Gilbert and Iris go to the foreign office but Gilbert has a lapse of memory and he can’t remember the special tune. He is frustrated at his forgetfulness at this crucial time, but just then from the other side of the door they hear the very tune being played on a piano. Gilbert and Iris go in to find Mrs. Froy there alive and well a happy ending!
The Search for the Missing Lady
A Few Analytical Comments
The movie featured some subtle commentary on human behavior. Charters and Caldecott were in a position to help when the search for Mrs. Froy first stared but they were too concerned that any delay in the train would derail their plans to get back to England and their coveted cricket test matches. During the scene, however, when the train is stopped and a gun battle takes place both stopped their indifference and helped a lot. As it turns out when they did arrive in London they learned that the matches had been cancelled due to flooding anyway.

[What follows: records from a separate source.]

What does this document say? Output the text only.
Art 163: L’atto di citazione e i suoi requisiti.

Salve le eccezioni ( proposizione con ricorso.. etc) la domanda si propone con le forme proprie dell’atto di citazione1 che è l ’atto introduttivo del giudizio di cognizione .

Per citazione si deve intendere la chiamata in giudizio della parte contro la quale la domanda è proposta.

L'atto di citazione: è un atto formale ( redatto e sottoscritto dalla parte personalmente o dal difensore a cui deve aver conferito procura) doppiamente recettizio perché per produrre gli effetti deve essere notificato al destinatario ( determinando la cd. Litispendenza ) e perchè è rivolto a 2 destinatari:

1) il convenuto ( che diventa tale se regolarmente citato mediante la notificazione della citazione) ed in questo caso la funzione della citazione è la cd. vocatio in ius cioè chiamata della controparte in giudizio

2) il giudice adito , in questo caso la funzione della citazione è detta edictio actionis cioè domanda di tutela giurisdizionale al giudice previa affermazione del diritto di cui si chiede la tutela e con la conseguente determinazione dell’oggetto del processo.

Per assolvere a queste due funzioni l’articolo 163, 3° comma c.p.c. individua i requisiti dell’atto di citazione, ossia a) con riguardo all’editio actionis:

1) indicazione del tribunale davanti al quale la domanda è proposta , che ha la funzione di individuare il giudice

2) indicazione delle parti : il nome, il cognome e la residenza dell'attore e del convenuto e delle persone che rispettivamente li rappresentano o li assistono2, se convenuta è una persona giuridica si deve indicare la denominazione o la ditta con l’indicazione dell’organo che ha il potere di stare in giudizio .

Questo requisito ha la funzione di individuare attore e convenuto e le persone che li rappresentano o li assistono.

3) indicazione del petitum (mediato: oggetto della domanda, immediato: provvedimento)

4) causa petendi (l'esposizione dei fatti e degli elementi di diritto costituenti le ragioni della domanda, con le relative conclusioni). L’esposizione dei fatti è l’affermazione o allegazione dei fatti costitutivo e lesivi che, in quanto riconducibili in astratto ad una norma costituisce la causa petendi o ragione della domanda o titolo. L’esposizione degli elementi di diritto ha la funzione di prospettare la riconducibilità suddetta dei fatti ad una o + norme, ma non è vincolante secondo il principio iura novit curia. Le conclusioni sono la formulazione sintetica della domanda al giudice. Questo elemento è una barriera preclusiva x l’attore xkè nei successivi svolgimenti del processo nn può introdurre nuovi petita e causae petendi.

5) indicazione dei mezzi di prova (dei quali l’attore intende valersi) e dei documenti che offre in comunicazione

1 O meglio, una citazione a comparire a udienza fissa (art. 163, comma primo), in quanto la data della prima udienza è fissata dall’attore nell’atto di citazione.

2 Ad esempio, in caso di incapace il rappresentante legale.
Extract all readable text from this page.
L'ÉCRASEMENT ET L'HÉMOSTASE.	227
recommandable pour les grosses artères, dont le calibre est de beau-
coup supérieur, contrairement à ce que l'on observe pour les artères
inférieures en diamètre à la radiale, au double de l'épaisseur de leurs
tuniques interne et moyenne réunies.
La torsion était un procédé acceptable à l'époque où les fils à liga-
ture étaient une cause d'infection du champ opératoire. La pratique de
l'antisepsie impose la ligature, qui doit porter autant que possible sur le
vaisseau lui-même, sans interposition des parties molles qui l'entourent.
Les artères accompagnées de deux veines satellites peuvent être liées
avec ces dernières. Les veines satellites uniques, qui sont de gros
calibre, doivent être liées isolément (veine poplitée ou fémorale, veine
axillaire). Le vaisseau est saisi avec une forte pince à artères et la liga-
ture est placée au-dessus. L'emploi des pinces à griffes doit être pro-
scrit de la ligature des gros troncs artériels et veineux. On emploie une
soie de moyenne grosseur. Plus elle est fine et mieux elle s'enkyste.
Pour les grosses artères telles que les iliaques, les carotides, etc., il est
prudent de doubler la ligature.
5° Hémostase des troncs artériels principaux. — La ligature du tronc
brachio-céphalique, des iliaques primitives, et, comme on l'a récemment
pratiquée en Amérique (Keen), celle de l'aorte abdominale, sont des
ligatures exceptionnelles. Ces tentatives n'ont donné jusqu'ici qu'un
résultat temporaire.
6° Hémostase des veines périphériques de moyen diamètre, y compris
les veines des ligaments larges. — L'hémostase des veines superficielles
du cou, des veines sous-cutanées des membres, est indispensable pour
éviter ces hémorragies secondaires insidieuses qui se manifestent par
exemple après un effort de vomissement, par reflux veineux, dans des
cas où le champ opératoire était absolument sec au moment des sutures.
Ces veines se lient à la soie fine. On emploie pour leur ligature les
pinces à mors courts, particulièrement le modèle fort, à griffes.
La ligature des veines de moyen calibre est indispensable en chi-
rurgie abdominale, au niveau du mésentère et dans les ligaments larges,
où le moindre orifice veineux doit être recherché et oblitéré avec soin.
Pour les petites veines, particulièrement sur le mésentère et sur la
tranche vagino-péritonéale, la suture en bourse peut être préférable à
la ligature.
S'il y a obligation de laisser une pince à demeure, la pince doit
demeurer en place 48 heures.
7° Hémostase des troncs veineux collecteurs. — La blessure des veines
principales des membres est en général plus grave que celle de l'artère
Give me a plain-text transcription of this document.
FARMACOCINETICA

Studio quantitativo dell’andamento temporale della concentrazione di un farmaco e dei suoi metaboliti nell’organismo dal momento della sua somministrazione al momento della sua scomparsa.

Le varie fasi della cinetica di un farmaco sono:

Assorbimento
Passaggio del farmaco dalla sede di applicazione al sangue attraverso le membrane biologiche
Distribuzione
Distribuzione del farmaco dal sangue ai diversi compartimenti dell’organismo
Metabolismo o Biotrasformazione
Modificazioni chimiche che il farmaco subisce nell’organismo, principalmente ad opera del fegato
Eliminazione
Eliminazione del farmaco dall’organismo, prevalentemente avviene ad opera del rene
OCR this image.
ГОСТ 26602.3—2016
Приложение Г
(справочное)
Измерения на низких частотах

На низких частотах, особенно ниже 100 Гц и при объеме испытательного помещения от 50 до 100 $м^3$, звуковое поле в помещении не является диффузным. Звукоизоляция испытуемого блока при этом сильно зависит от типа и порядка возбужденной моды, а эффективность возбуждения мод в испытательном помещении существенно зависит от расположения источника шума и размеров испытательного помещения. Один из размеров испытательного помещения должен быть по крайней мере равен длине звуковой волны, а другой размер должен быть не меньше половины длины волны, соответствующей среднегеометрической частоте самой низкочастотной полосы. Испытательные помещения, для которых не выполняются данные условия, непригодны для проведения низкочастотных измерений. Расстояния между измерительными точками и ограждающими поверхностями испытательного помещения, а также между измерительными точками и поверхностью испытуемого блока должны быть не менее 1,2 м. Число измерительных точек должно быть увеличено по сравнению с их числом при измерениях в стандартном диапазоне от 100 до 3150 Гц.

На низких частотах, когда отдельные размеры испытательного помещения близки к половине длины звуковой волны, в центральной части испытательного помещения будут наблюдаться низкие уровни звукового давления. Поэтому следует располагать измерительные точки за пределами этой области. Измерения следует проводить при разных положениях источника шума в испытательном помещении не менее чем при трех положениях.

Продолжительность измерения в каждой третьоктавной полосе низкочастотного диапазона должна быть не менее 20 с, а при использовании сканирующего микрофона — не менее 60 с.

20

Mr. Toddhunter played the role of an indifferent pacifist not wanting to get involved, always trying to avoid scandal. His girlfriend wanted him to fight and participate in protecting the train. He instead steps off in an effort to surrender only to be shot dead right away saying. “I don’t understand”. He had refused to accept the gravity of the situation and step out of his own world to help in the securing of Mrs. Froy.
The nun who was not a nun became sympathetic to Gilbert, Iris and Mrs. Froy and helped them. She had realized the error of her ways, changed and had started doing the right thing.
When Mrs. Froy was explaining her spy role to Gilbert and Iris then left the train shots were fired and the audience didn’t know if she was hit or not; this happened several times – good cinematography.
Iris fell in love with Gilbert in the adventure despite his initial boorish behavior. - 1st impressions can change and she dumped Charles whom she didn’t want anyway.